À la DRC Mining Week 2026, l’Inspection générale des Mines (IGM) a réaffirmé son rôle dans le contrôle du secteur minier. L’institution estime qu’une meilleure application des règles constitue un levier pour sécuriser les investissements et renforcer la confiance des opérateurs en RDC.
La sécurité des investissements miniers ne dépend pas uniquement du potentiel géologique de la République démocratique du Congo. Elle repose aussi sur la capacité des institutions à faire respecter les règles qui encadrent le secteur. C’est le message porté par l’Inspection générale des Mines (IGM) lors de la 21ᵉ édition de la DRC Mining Week, organisée à Lubumbashi.
Représentée par son inspecteur général, l’IGM a rappelé que sa mission consiste à contrôler l’application du Code minier et de ses mesures d’exécution, afin de contribuer à une gouvernance plus transparente des activités extractives. Selon l’institution, ce rôle est essentiel pour instaurer un climat de confiance entre l’État, les investisseurs et les différents acteurs de la chaîne de valeur minière.
Dans un contexte où la RDC cherche à attirer davantage de capitaux dans l’exploitation et la transformation locale des minerais stratégiques, la stabilité réglementaire devient un facteur de compétitivité. Les investisseurs accordent une attention particulière à la sécurité juridique, à la prévisibilité des décisions administratives et au respect des textes qui régissent les activités minières.

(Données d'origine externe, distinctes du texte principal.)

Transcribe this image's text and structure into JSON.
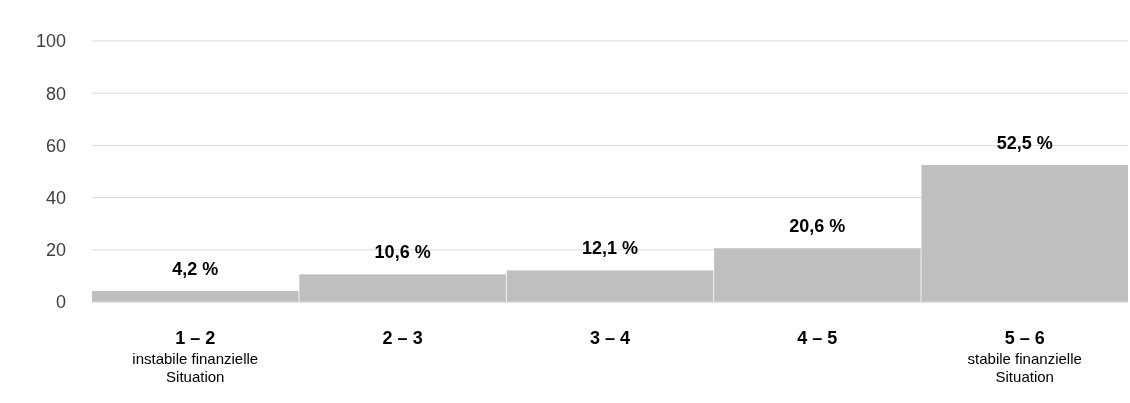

Une gouvernance plus forte pour soutenir les investissements
À travers sa participation à la DRC Mining Week 2026, l’Inspection générale des Mines a également mis en avant l’importance du contrôle dans la prévention des irrégularités susceptibles d’affecter les recettes publiques, la protection de l’environnement ou les relations entre les sociétés minières et les communautés locales.
Le renforcement des mécanismes de contrôle est présenté comme un moyen d’améliorer la crédibilité du secteur minier congolais auprès des investisseurs nationaux et internationaux. Une administration capable d’assurer un suivi rigoureux des opérations contribue à réduire les risques liés aux conflits réglementaires, aux pratiques non conformes et aux incertitudes administratives qui peuvent ralentir les projets d’investissement.
Cette démarche s’inscrit dans les efforts plus larges engagés par les autorités congolaises pour faire des ressources minières un moteur de développement économique. Au-delà de l’abondance des minerais critiques, la capacité de la RDC à attirer des investissements de long terme dépendra aussi de la qualité de sa gouvernance, de la transparence de ses institutions et de l’application équitable de la réglementation.
La DRC Mining Week 2026 a ainsi rappelé qu’un secteur minier performant ne se mesure pas seulement aux volumes de production. Il repose également sur des institutions solides, capables de garantir un environnement d’affaires stable et prévisible, condition essentielle pour soutenir l’industrialisation et la transformation locale des ressources minières.